Die Bauhinia purpurea gehört zu einer Gattung, die rund 600 Pflanzenarten umfasst. Diese können Bäume, Sträucher oder Kletterpflanzen sein.
Die Nebenblätter fallen oft früh ab; die Blätter sind einfach, ganz, an den Enden entweder eingekerbt oder in zwei Lappen geteilt und manchmal tief gespalten, um zwei getrennte Fiederblättchen zu bilden.
Die Grundnerven reichen von drei bis zu zahlreichen, wobei die Mittelrippe oft zwischen zwei Lappen verläuft und eine kleine Granne bildet. Die Blüten sind meist zweigeschlechtlich, selten eingeschlechtlich und bilden eine Traube, eine Dolde oder einen kegelförmigen Blütenstand.
Die Hüllblätter und Brakteolen fallen oft früh ab; der Blütenstiel ist kurz und spiralförmig oder röhrenförmig verlängert; der Kelch ist becherförmig, flammenartig oder teilt sich zur Blütezeit in fünf Kelchblätter; die fünf Blütenblätter sind etwas ungleich und haben oft einen Blattstiel.
Die Samen sind rund oder eiförmig, flach, mit oder ohne Endosperm, und die Keimwurzel ist gerade oder fast gerade. Es gibt etwa 600 Arten, die über die tropischen Regionen der Welt verteilt sind.

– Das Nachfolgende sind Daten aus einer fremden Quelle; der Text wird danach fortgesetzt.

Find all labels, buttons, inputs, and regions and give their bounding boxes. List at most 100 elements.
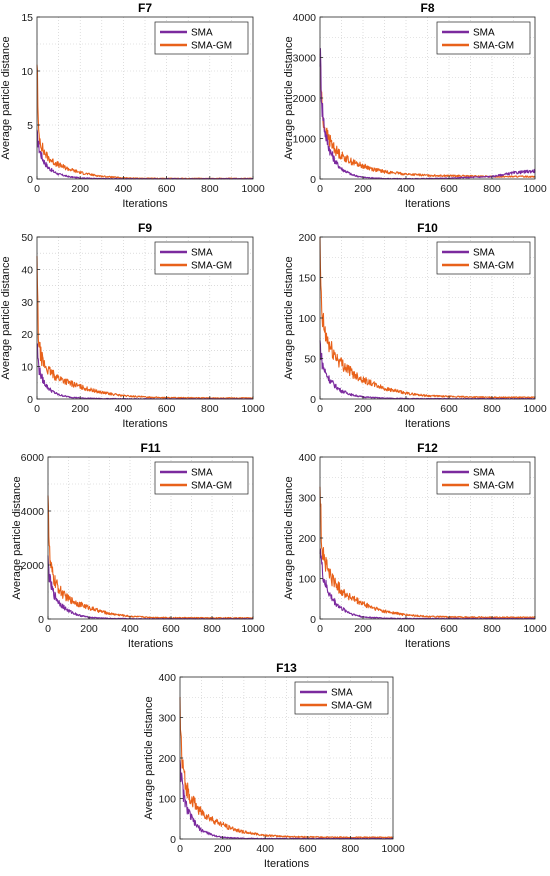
- x-tick-label: 0: [177, 843, 183, 855]
- chart-panel-f10: 0 200 400 600 800 1000 0 50 100 150 200 F10 Iteratio…: [283, 221, 547, 430]
- x-tick-label: 400: [397, 623, 415, 635]
- series-line-sma-gm: [47, 495, 254, 619]
- legend-label-sma: SMA: [191, 248, 213, 259]
- x-tick-label: 800: [201, 403, 219, 415]
- legend: SMA SMA-GM: [436, 461, 531, 495]
- x-tick-label: 0: [45, 623, 51, 635]
- legend-label-sma-gm: SMA-GM: [191, 261, 232, 272]
- y-tick-label: 2000: [293, 93, 317, 105]
- x-tick-label: 600: [158, 183, 176, 195]
- legend-label-sma: SMA: [331, 688, 353, 699]
- y-axis-label: Average particle distance: [11, 476, 23, 599]
- y-tick-label: 100: [158, 794, 176, 806]
- y-axis-label: Average particle distance: [143, 696, 155, 819]
- x-tick-label: 1000: [241, 623, 265, 635]
- y-tick-label: 100: [298, 574, 316, 586]
- y-tick-label: 4000: [21, 506, 45, 518]
- x-tick-label: 1000: [523, 623, 547, 635]
- chart-panel-f12: 0 200 400 600 800 1000 0 100 200 300 400 F12 Iterati…: [283, 441, 547, 650]
- x-tick-label: 0: [317, 403, 323, 415]
- x-tick-label: 1000: [241, 403, 265, 415]
- chart-panel-f8: 0 200 400 600 800 1000 0 1000 2000 3000 4000 F8 Iter…: [283, 1, 547, 210]
- chart-panel-f7: 0 200 400 600 800 1000 0 5 10 15 F7 Iterations Avera…: [0, 1, 265, 210]
- legend-label-sma: SMA: [191, 28, 213, 39]
- legend-label-sma-gm: SMA-GM: [331, 701, 372, 712]
- grid: [48, 457, 253, 619]
- axes-frame: [36, 236, 254, 400]
- y-tick-label: 0: [38, 614, 44, 626]
- x-tick-label: 400: [115, 183, 133, 195]
- y-tick-label: 3000: [293, 53, 317, 65]
- y-tick-label: 40: [21, 264, 33, 276]
- y-tick-label: 6000: [21, 452, 45, 464]
- x-tick-label: 600: [440, 623, 458, 635]
- x-tick-label: 800: [483, 403, 501, 415]
- y-tick-label: 15: [21, 12, 33, 24]
- y-tick-label: 200: [158, 753, 176, 765]
- y-tick-label: 300: [298, 493, 316, 505]
- y-tick-label: 200: [298, 232, 316, 244]
- x-tick-label: 200: [214, 843, 232, 855]
- axes-frame: [36, 16, 254, 180]
- chart-panel-f11: 0 200 400 600 800 1000 0 2000 4000 6000 F11 Iterati…: [11, 441, 265, 650]
- x-tick-label: 400: [397, 183, 415, 195]
- x-tick-label: 0: [317, 623, 323, 635]
- x-axis-label: Iterations: [122, 418, 168, 430]
- y-tick-label: 400: [298, 452, 316, 464]
- legend: SMA SMA-GM: [154, 461, 249, 495]
- y-tick-label: 0: [310, 614, 316, 626]
- legend-label-sma: SMA: [473, 468, 495, 479]
- x-tick-label: 600: [299, 843, 317, 855]
- y-tick-label: 5: [27, 120, 33, 132]
- x-tick-label: 200: [354, 623, 372, 635]
- legend-box: [154, 21, 249, 55]
- y-tick-label: 0: [310, 394, 316, 406]
- y-axis-label: Average particle distance: [283, 36, 295, 159]
- y-tick-label: 150: [298, 273, 316, 285]
- legend: SMA SMA-GM: [436, 241, 531, 275]
- y-tick-label: 50: [304, 354, 316, 366]
- y-tick-label: 0: [27, 394, 33, 406]
- legend-box: [436, 21, 531, 55]
- legend-label-sma-gm: SMA-GM: [191, 41, 232, 52]
- y-tick-label: 1000: [293, 134, 317, 146]
- x-tick-label: 800: [201, 183, 219, 195]
- x-tick-label: 800: [483, 623, 501, 635]
- y-axis-label: Average particle distance: [0, 256, 12, 379]
- y-tick-label: 2000: [21, 560, 45, 572]
- legend-label-sma-gm: SMA-GM: [473, 261, 514, 272]
- x-tick-label: 400: [397, 403, 415, 415]
- x-axis-label: Iterations: [405, 638, 451, 650]
- x-tick-label: 800: [342, 843, 360, 855]
- x-tick-label: 0: [317, 183, 323, 195]
- y-axis-label: Average particle distance: [283, 476, 295, 599]
- x-tick-label: 400: [256, 843, 274, 855]
- legend-box: [436, 461, 531, 495]
- y-tick-label: 10: [21, 66, 33, 78]
- legend: SMA SMA-GM: [154, 241, 249, 275]
- legend-box: [294, 681, 389, 715]
- legend-box: [154, 461, 249, 495]
- x-axis-label: Iterations: [405, 198, 451, 210]
- x-tick-label: 200: [71, 183, 89, 195]
- y-tick-label: 0: [310, 174, 316, 186]
- series-line-sma-gm: [36, 256, 254, 400]
- y-tick-label: 400: [158, 672, 176, 684]
- y-tick-label: 300: [158, 713, 176, 725]
- y-axis-label: Average particle distance: [0, 36, 12, 159]
- y-axis-label: Average particle distance: [283, 256, 295, 379]
- x-axis-label: Iterations: [264, 858, 310, 870]
- chart-title: F7: [138, 1, 152, 15]
- x-axis-label: Iterations: [405, 418, 451, 430]
- x-tick-label: 1000: [523, 183, 547, 195]
- legend-label-sma-gm: SMA-GM: [473, 481, 514, 492]
- y-tick-label: 0: [170, 834, 176, 846]
- legend-label-sma-gm: SMA-GM: [473, 41, 514, 52]
- x-tick-label: 800: [203, 623, 221, 635]
- y-tick-label: 100: [298, 313, 316, 325]
- x-tick-label: 1000: [241, 183, 265, 195]
- x-tick-label: 200: [354, 183, 372, 195]
- legend-box: [154, 241, 249, 275]
- legend: SMA SMA-GM: [436, 21, 531, 55]
- x-axis-label: Iterations: [128, 638, 174, 650]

Ungefähr 600 Arten sind in den tropischen Regionen der Welt verbreitet. In China gibt es 40 Arten, 4 Unterarten und 11 Sorten, die hauptsächlich in den südlichen und südwestlichen Regionen angebaut werden.
Die Modellart ist B. divaricata Linn.
Diese Pflanzen können Bäume, Sträucher oder Kletterpflanzen sein. Die Nebenblätter fallen oft früh ab; die Blätter sind einfach, ganzrandig und an der Spitze eingekerbt oder in zwei Lappen geteilt, die manchmal bis zur Basis tief geteilt sind und zwei getrennte Fiederblättchen bilden; es gibt drei bis mehrere Grundnerven, und die Mittelnerven erstrecken sich oft zwischen den beiden Lappen und bilden eine kleine Granne.
Die Blüten sind zweigeschlechtlich, selten eingeschlechtlich, und bilden zymöse Blütenstände, Doldenblütenstände oder kegelförmige Blütenstände; die Hüllblätter und kleinen Hüllblätter fallen meist früh ab.
Der Blütenstiel ist kurz und spiralig gedreht oder röhrenförmig verlängert; der Kelch ist becherförmig, flammenförmig oder zur Blütezeit in 5 Kelchlappen gespalten.
Es gibt 5 Blütenblätter, etwas ungleich, oft mit Blattstielen; es gibt 10, 5 oder 3 fertile Staubblätter, manchmal 2 oder 1, die Staubbeutel sind dorsal, längs aufgeschlitzt, selten porös aufgeschlitzt.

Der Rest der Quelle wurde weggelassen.